There are many amazing books about Harriet Tubman. Two that helped bring my story alive were books written from Harriet’s own voice. Harriet never learned to read or write, but her mind and memory were sharper than a batch of new pencils. With the help of a woman named Sarah Bradford, Harriet authored her own books. Sarah wrote Harriet’s life-stories based on their many conversations, and their friendship. The books were published in 1869 and 1886. They’re entitled Harriet, Scenes in the Life of Harriet Tubman and Harriet Tubman: The Moses of Her People. Harriet’s books became very popular, and are still read today.
What question would you ask Harriet Tubman if you had the chance to meet her?

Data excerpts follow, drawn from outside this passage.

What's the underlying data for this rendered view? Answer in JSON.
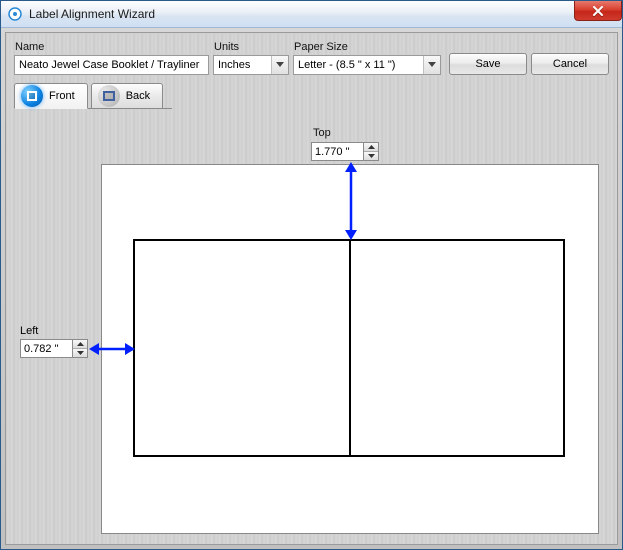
{
  "window": {
    "title": "Label Alignment Wizard"
  },
  "fields": {
    "name_label": "Name",
    "name_value": "Neato Jewel Case Booklet / Trayliner",
    "units_label": "Units",
    "units_value": "Inches",
    "paper_label": "Paper Size",
    "paper_value": "Letter - (8.5 \" x 11 \")"
  },
  "buttons": {
    "save": "Save",
    "cancel": "Cancel"
  },
  "tabs": {
    "front": "Front",
    "back": "Back",
    "active": "front"
  },
  "offsets": {
    "top_label": "Top",
    "top_value": "1.770 \"",
    "left_label": "Left",
    "left_value": "0.782 \""
  },
  "colors": {
    "arrow": "#0020ff"
  }
}
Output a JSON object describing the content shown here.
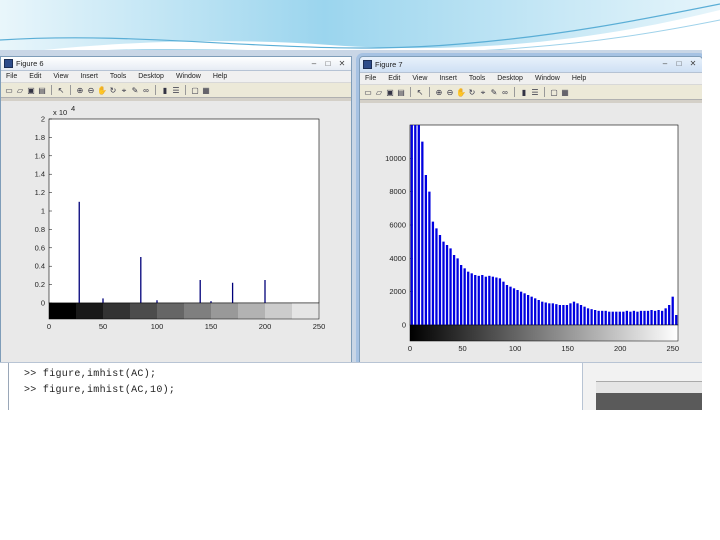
{
  "figure_left": {
    "title": "Figure 6",
    "menu": [
      "File",
      "Edit",
      "View",
      "Insert",
      "Tools",
      "Desktop",
      "Window",
      "Help"
    ],
    "toolbar_icons": [
      "new-file-icon",
      "open-folder-icon",
      "save-icon",
      "print-icon",
      "pointer-icon",
      "zoom-in-icon",
      "zoom-out-icon",
      "pan-icon",
      "rotate-icon",
      "data-cursor-icon",
      "brush-icon",
      "link-icon",
      "colorbar-icon",
      "legend-icon",
      "hide-plot-tools-icon",
      "show-plot-tools-icon"
    ],
    "window_buttons": {
      "minimize": "–",
      "maximize": "□",
      "close": "✕"
    },
    "chart_data": {
      "type": "bar",
      "exponent_label": "x 10",
      "exponent_power": "4",
      "x": [
        28,
        50,
        85,
        100,
        140,
        150,
        170,
        200
      ],
      "values": [
        1.1,
        0.05,
        0.5,
        0.03,
        0.25,
        0.02,
        0.22,
        0.25
      ],
      "xlim": [
        0,
        250
      ],
      "ylim": [
        0,
        2
      ],
      "xticks": [
        "0",
        "50",
        "100",
        "150",
        "200",
        "250"
      ],
      "yticks": [
        "0",
        "0.2",
        "0.4",
        "0.6",
        "0.8",
        "1",
        "1.2",
        "1.4",
        "1.6",
        "1.8",
        "2"
      ],
      "bar_color": "#00007a",
      "gray_levels": [
        0,
        25,
        51,
        76,
        102,
        127,
        153,
        178,
        204,
        229
      ]
    }
  },
  "figure_right": {
    "title": "Figure 7",
    "menu": [
      "File",
      "Edit",
      "View",
      "Insert",
      "Tools",
      "Desktop",
      "Window",
      "Help"
    ],
    "toolbar_icons": [
      "new-file-icon",
      "open-folder-icon",
      "save-icon",
      "print-icon",
      "pointer-icon",
      "zoom-in-icon",
      "zoom-out-icon",
      "pan-icon",
      "rotate-icon",
      "data-cursor-icon",
      "brush-icon",
      "link-icon",
      "colorbar-icon",
      "legend-icon",
      "hide-plot-tools-icon",
      "show-plot-tools-icon"
    ],
    "window_buttons": {
      "minimize": "–",
      "maximize": "□",
      "close": "✕"
    },
    "chart_data": {
      "type": "bar",
      "xlim": [
        0,
        255
      ],
      "ylim": [
        0,
        12000
      ],
      "xticks": [
        "0",
        "50",
        "100",
        "150",
        "200",
        "250"
      ],
      "yticks": [
        "0",
        "2000",
        "4000",
        "6000",
        "8000",
        "10000"
      ],
      "bar_color": "#0000e0",
      "values": [
        12000,
        12000,
        12000,
        11000,
        9000,
        8000,
        6200,
        5800,
        5400,
        5000,
        4800,
        4600,
        4200,
        4000,
        3600,
        3400,
        3200,
        3100,
        3000,
        2950,
        3000,
        2900,
        2950,
        2900,
        2850,
        2800,
        2600,
        2400,
        2300,
        2200,
        2100,
        2000,
        1900,
        1800,
        1700,
        1600,
        1500,
        1400,
        1350,
        1300,
        1300,
        1250,
        1200,
        1200,
        1200,
        1300,
        1400,
        1300,
        1200,
        1100,
        1000,
        950,
        900,
        850,
        850,
        850,
        800,
        800,
        800,
        800,
        800,
        850,
        800,
        850,
        800,
        850,
        850,
        850,
        900,
        850,
        900,
        850,
        1000,
        1200,
        1700,
        600
      ]
    }
  },
  "command_window": {
    "line1": ">> figure,imhist(AC);",
    "line2": ">> figure,imhist(AC,10);"
  },
  "colors": {
    "banner": "#7fc7e6",
    "figure_frame": "#d4d0c8",
    "plot_background": "#ffffff"
  }
}
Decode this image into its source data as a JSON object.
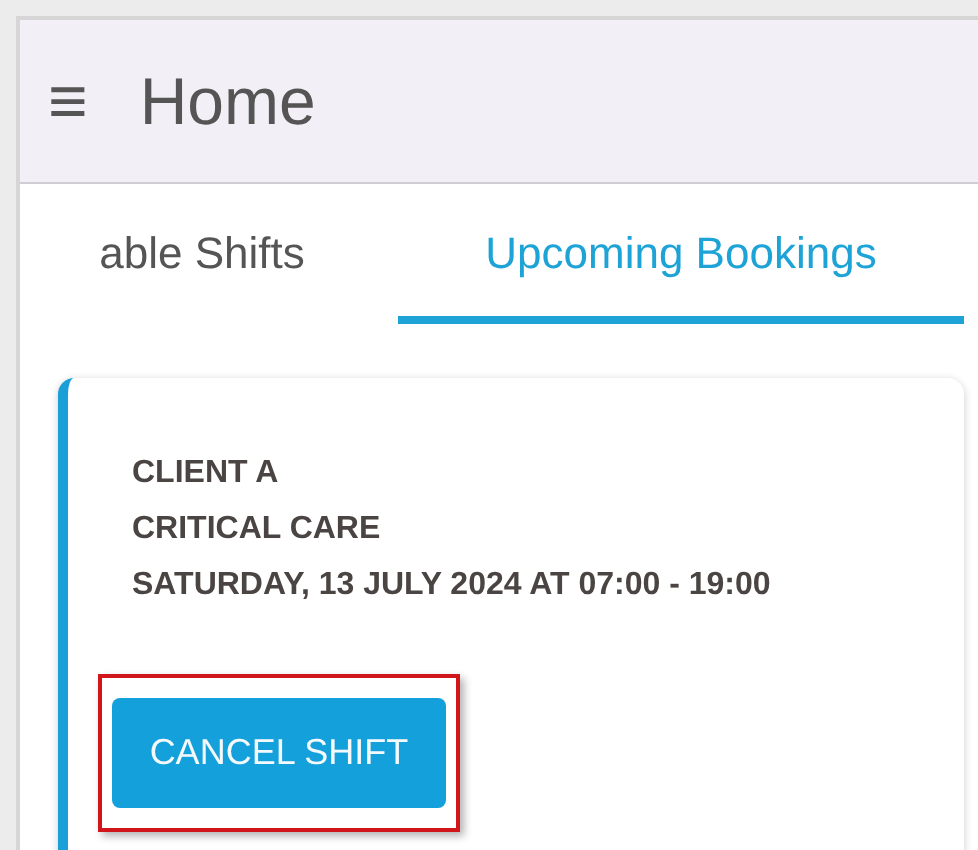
{
  "app_bar": {
    "menu_icon": "≡",
    "title": "Home"
  },
  "tabs": [
    {
      "label": "able Shifts",
      "selected": false
    },
    {
      "label": "Upcoming Bookings",
      "selected": true
    }
  ],
  "booking": {
    "lines": [
      "CLIENT A",
      "CRITICAL CARE",
      "SATURDAY, 13 JULY 2024 AT 07:00 - 19:00"
    ],
    "button": "CANCEL SHIFT",
    "highlighted": true
  }
}
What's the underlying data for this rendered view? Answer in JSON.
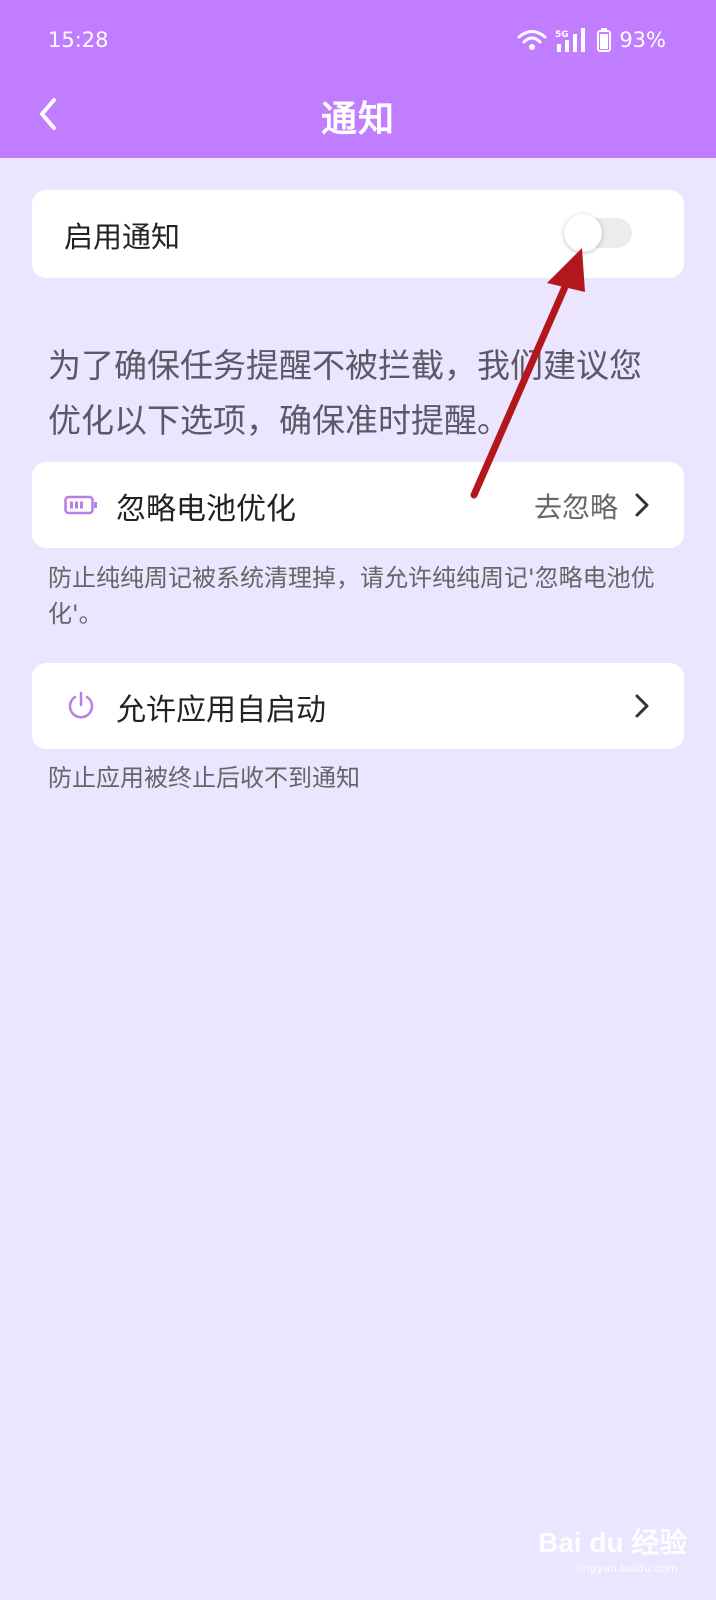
{
  "status_bar": {
    "time": "15:28",
    "network": "5G",
    "battery": "93%"
  },
  "header": {
    "title": "通知",
    "background": "#c17dff"
  },
  "enable_notification": {
    "label": "启用通知",
    "toggle_on": false
  },
  "notice_text": "为了确保任务提醒不被拦截，我们建议您优化以下选项，确保准时提醒。",
  "battery_optimization": {
    "label": "忽略电池优化",
    "action": "去忽略",
    "icon": "battery-icon",
    "description": "防止纯纯周记被系统清理掉，请允许纯纯周记'忽略电池优化'。"
  },
  "auto_start": {
    "label": "允许应用自启动",
    "icon": "power-icon",
    "description": "防止应用被终止后收不到通知"
  },
  "watermark": {
    "logo": "Bai du 经验",
    "url": "jingyan.baidu.com"
  },
  "colors": {
    "accent": "#c17dff",
    "page_background": "#ebe5ff",
    "annotation_arrow": "#b3161d"
  }
}
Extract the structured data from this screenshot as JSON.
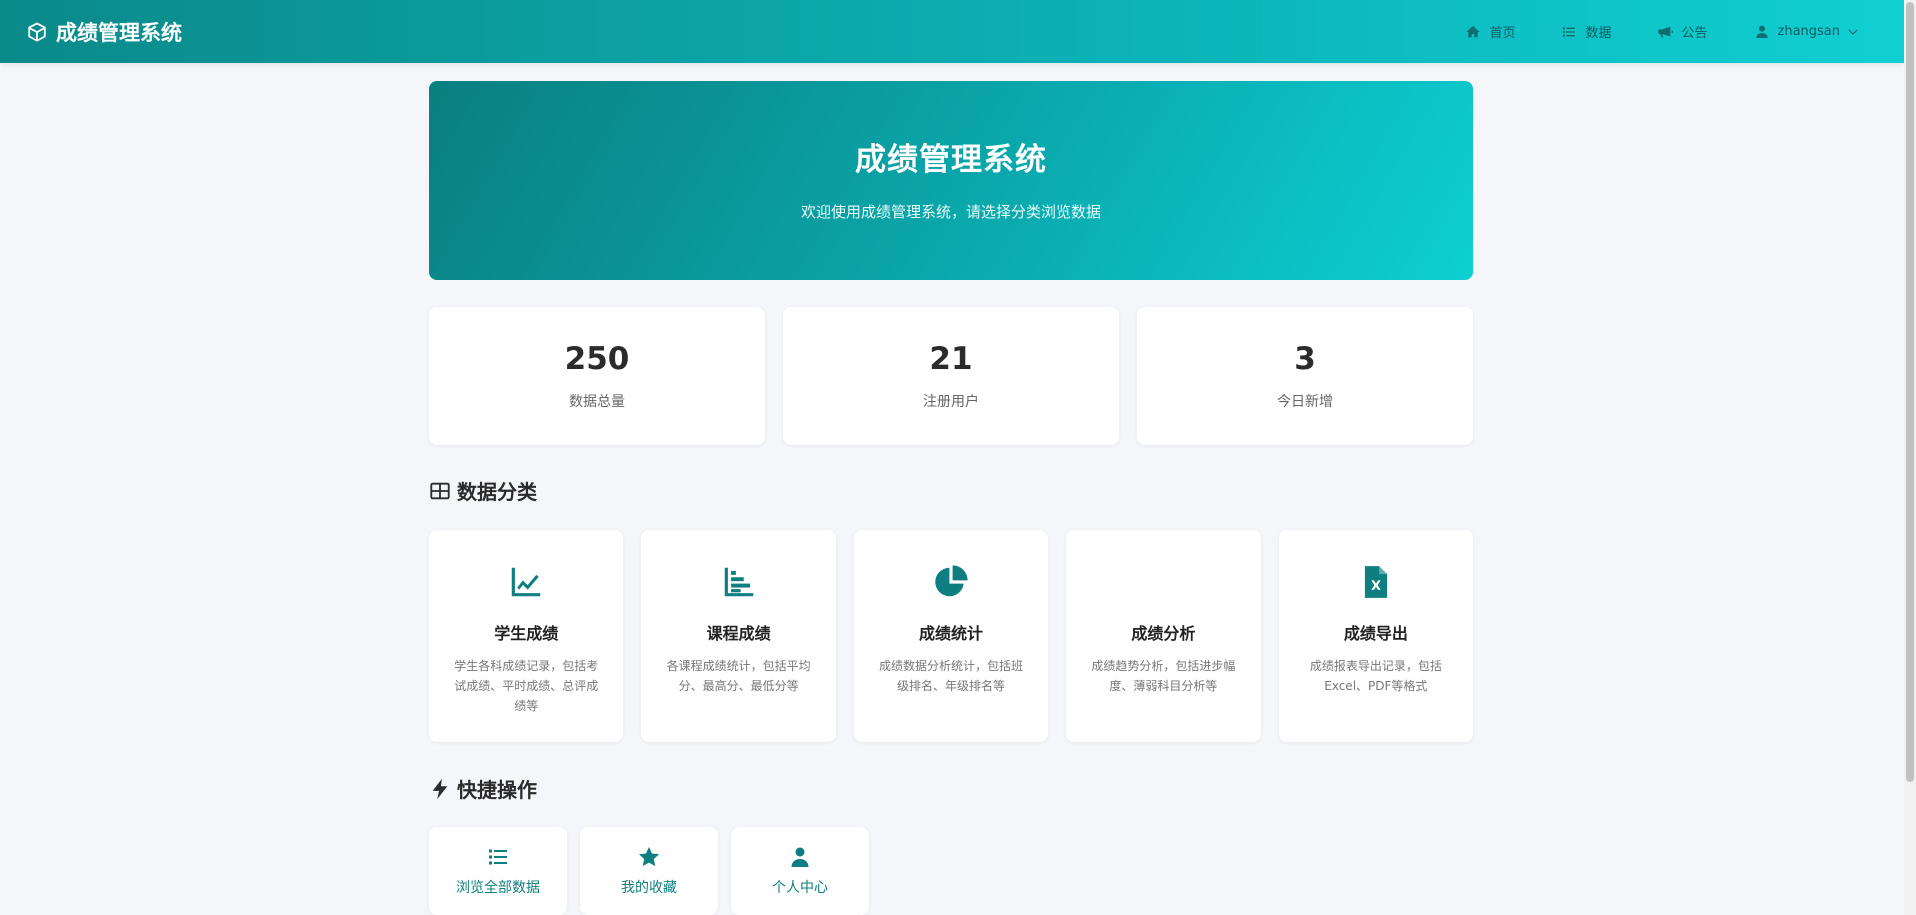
{
  "app": {
    "title": "成绩管理系统",
    "brand_icon": "cube-icon"
  },
  "nav": {
    "items": [
      {
        "label": "首页",
        "icon": "home-icon"
      },
      {
        "label": "数据",
        "icon": "list-icon"
      },
      {
        "label": "公告",
        "icon": "bullhorn-icon"
      },
      {
        "label": "zhangsan",
        "icon": "user-icon"
      }
    ]
  },
  "hero": {
    "title": "成绩管理系统",
    "subtitle": "欢迎使用成绩管理系统，请选择分类浏览数据"
  },
  "stats": [
    {
      "value": "250",
      "label": "数据总量"
    },
    {
      "value": "21",
      "label": "注册用户"
    },
    {
      "value": "3",
      "label": "今日新增"
    }
  ],
  "categories_section": {
    "title": "数据分类",
    "icon": "grid-icon"
  },
  "categories": [
    {
      "title": "学生成绩",
      "desc": "学生各科成绩记录，包括考试成绩、平时成绩、总评成绩等",
      "icon": "line-chart-icon"
    },
    {
      "title": "课程成绩",
      "desc": "各课程成绩统计，包括平均分、最高分、最低分等",
      "icon": "bar-chart-icon"
    },
    {
      "title": "成绩统计",
      "desc": "成绩数据分析统计，包括班级排名、年级排名等",
      "icon": "pie-chart-icon"
    },
    {
      "title": "成绩分析",
      "desc": "成绩趋势分析，包括进步幅度、薄弱科目分析等",
      "icon": ""
    },
    {
      "title": "成绩导出",
      "desc": "成绩报表导出记录，包括Excel、PDF等格式",
      "icon": "excel-file-icon"
    }
  ],
  "quick_section": {
    "title": "快捷操作",
    "icon": "bolt-icon"
  },
  "quick_actions": [
    {
      "label": "浏览全部数据",
      "icon": "list-icon"
    },
    {
      "label": "我的收藏",
      "icon": "star-icon"
    },
    {
      "label": "个人中心",
      "icon": "user-icon"
    }
  ],
  "colors": {
    "accent": "#0f7e80",
    "nav_gradient_start": "#0b8a8a",
    "nav_gradient_end": "#10cfd2"
  }
}
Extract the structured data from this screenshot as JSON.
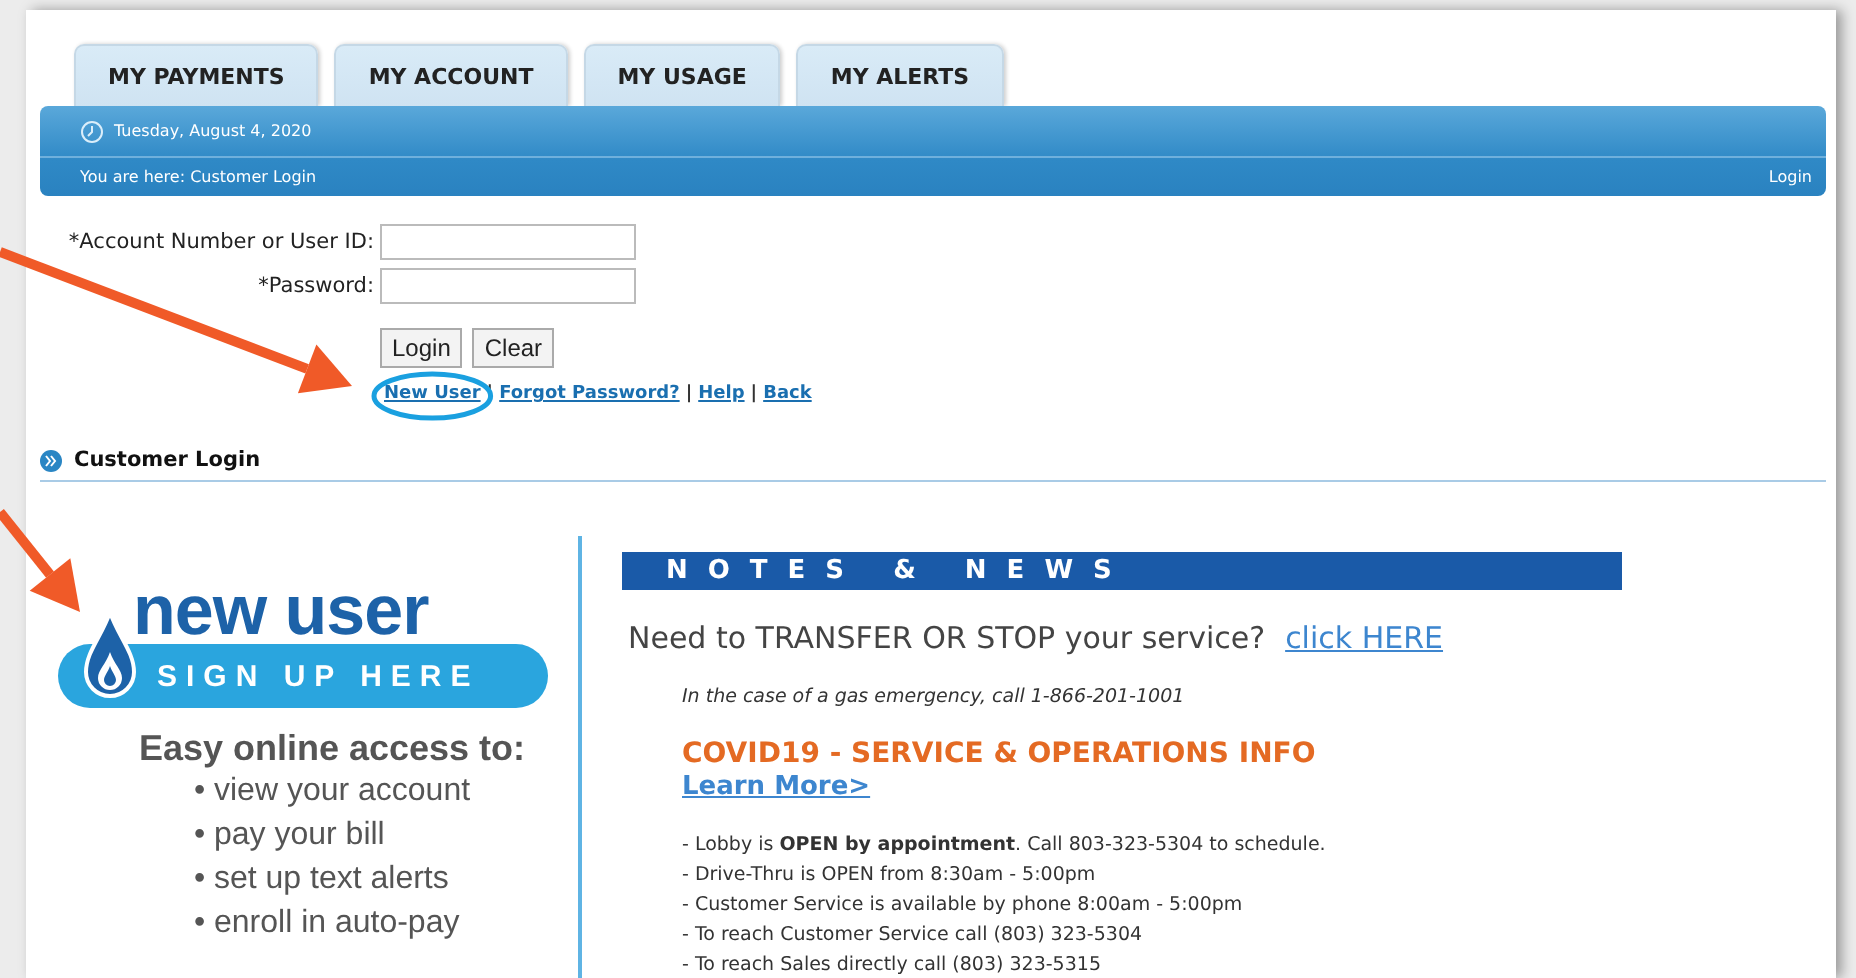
{
  "tabs": [
    {
      "label": "MY PAYMENTS",
      "selected": false
    },
    {
      "label": "MY ACCOUNT",
      "selected": false
    },
    {
      "label": "MY USAGE",
      "selected": false
    },
    {
      "label": "MY ALERTS",
      "selected": false
    }
  ],
  "header_bar": {
    "date": "Tuesday, August 4, 2020",
    "breadcrumb": "You are here:  Customer Login",
    "login_link": "Login"
  },
  "login_form": {
    "fields": [
      {
        "label": "*Account Number or User ID:"
      },
      {
        "label": "*Password:"
      }
    ],
    "buttons": [
      "Login",
      "Clear"
    ],
    "links": [
      "New User",
      "Forgot Password?",
      "Help",
      "Back"
    ],
    "separator": "|"
  },
  "section_title": "Customer Login",
  "promo": {
    "title": "new user",
    "subtitle": "SIGN UP HERE",
    "heading": "Easy online access to:",
    "items": [
      "• view your account",
      "• pay your bill",
      "• set up text alerts",
      "• enroll in auto-pay"
    ]
  },
  "news": {
    "title": "NOTES & NEWS",
    "transfer_text": "Need to TRANSFER OR STOP your service?",
    "transfer_link": "click HERE",
    "emergency": "In the case of a gas emergency, call 1-866-201-1001",
    "covid_title": "COVID19 -  SERVICE & OPERATIONS INFO",
    "covid_link": "Learn More>",
    "notes": [
      "- Lobby is **OPEN by appointment**.  Call 803-323-5304 to schedule.",
      "- Drive-Thru is OPEN from 8:30am - 5:00pm",
      "- Customer Service is available by phone 8:00am - 5:00pm",
      "- To reach Customer Service call (803) 323-5304",
      "- To reach Sales directly call (803) 323-5315"
    ]
  },
  "annotations": [
    {
      "kind": "arrow"
    },
    {
      "kind": "arrow"
    },
    {
      "kind": "circle"
    }
  ]
}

If I had the chance to meet Harriet Tubman, I would ask her a question that’s been on my mind for quite some time: “Harriet, did you ever feel like giving up?” My guess is that Harriet would answer by saying: “We all feel weak at times, but when the heart is heavy and the soul feels low, we keep on.”
What does the Persisterhood mean to you?
My sister, Lynne, is a very accomplished and courageous woman. As part of the Persisterhood, I now have twelve new sisters, who inspire all of us to stay strong, speak up, and help the next sister who comes along!”